Sasmitha Sahu, Pharma Analyst at GlobalData, comments, “It is interesting to note that Takeda has invested heavily in CAR-T therapies over the past five years but culled the CAR-T therapies out of the pipeline citing ‘strategic shift towards allogeneic cell therapies’. There is confirmation only from Noile-Immune Biotech about the termination of the collaboration, while the fate of other collaborations is still unknown. Takeda did not clarify if it will continue the development of another CAR-T therapy ADCLEC.syn1 for which it is listed as a collaborator in a Phase I trial by MSK.”
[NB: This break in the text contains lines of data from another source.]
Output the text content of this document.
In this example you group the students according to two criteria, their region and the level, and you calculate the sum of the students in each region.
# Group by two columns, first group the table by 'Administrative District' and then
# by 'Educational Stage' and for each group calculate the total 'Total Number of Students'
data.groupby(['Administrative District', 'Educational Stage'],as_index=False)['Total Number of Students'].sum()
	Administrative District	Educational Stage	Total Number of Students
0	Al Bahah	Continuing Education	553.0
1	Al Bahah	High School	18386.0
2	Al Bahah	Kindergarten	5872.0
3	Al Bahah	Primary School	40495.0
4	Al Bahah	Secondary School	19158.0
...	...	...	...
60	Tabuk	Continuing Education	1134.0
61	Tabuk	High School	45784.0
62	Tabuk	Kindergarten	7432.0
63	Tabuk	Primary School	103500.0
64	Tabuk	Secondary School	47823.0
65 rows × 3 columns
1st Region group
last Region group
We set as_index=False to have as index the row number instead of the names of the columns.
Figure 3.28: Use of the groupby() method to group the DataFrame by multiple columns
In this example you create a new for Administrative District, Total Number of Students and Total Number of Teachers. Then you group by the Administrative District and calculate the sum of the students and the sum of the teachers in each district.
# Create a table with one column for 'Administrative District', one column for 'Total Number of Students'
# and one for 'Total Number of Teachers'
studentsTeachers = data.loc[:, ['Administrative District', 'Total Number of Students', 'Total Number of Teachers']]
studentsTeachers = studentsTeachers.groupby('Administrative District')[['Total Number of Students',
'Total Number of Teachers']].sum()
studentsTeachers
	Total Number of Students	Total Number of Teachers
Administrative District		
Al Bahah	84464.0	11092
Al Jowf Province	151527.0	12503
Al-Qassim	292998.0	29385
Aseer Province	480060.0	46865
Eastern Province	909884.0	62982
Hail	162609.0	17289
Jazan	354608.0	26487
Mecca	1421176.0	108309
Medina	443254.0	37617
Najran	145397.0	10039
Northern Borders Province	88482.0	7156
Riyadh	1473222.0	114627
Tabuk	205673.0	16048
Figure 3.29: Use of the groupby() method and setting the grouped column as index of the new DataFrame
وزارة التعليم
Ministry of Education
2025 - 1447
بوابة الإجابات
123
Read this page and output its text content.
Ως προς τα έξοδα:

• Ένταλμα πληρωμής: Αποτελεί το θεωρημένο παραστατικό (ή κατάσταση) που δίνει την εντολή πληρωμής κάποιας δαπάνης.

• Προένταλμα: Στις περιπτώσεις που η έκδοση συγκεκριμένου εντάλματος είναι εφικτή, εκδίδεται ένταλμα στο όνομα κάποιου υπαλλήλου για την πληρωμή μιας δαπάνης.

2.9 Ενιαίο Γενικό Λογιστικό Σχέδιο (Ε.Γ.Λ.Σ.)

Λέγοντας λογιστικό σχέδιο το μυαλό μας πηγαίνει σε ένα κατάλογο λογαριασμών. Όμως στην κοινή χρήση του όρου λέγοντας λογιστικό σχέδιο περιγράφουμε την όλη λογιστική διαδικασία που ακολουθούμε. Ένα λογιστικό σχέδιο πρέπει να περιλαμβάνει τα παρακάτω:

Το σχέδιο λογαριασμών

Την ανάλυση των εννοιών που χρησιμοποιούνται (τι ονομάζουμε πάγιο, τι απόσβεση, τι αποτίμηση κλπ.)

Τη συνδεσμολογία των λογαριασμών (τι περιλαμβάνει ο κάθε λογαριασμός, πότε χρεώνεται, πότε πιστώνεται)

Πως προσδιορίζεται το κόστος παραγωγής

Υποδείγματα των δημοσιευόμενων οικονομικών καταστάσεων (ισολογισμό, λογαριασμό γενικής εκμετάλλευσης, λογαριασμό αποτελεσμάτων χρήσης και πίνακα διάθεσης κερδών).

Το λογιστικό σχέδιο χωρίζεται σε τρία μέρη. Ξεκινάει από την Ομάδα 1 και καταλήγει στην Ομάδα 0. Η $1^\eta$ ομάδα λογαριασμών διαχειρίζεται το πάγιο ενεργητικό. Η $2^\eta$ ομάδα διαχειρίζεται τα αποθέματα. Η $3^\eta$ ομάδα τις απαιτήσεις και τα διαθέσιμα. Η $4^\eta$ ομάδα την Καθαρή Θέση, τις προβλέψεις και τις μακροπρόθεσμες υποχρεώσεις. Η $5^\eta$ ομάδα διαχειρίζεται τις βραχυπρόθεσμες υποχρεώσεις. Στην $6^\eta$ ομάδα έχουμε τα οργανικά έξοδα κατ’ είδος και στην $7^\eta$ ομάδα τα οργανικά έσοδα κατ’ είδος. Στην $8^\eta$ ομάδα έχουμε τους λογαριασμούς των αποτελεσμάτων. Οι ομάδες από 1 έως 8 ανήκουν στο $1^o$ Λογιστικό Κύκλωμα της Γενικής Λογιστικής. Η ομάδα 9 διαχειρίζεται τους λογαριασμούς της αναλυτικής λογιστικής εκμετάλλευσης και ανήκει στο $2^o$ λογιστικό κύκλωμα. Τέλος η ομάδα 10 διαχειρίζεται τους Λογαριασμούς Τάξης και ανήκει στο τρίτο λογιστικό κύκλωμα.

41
According to GlobalData Pharma Intelligence Center Drugs database, of the 10 marketed autologous CAR-T therapies, six of the globally approved therapies have been developed by US & EU-based multinational pharma companies, while the remaining four marketed therapies are from Chinese and Indian pharma companies approved in their respective countries. The CAR-T therapy pipeline is also dominated by Chinese pharma companies.

Sahu adds: “Many Asian pharma companies, particularly Chinese, are trying to tap into the therapeutic potential of CAR-T therapies. However, the USFDA had recently highlighted the risk of T-cell malignancies caused by these therapies. Although the number of autologous pipeline CAR-T therapies are more, an increasing trend is being observed in the number of early-phase allogenic candidates. Autologous CAR-T therapies take a very long time and patients may need bridging therapy until the CAR-T therapy cells are harvested and processed. Although Takeda did not specify, these could be some of the reasons behind its decision to discontinue the advancement of CAR-T therapies due to business viability.”

Takeda’s oncology pipeline now consists of one Phase III asset relugolix (TAK-385), three Phase II assets: subasumstat (TAK-981), TAK-007 and dazostinag (TAK-676) and four Phase I assets: TAK-500, TAK-186, TAK-280 and TAK-012.

Sahu concludes, “With five biologics and four small molecules aimed at multiple cancer indications, Takeda’s oncology pipeline appears well balanced. Notably, TAK-007 and TAK-012 are cell and gene therapies. Although the oncology pipeline is now devoid of any novel CAR-T therapies, it appears well diversified enough to help continue the company’s sustainability in oncology.”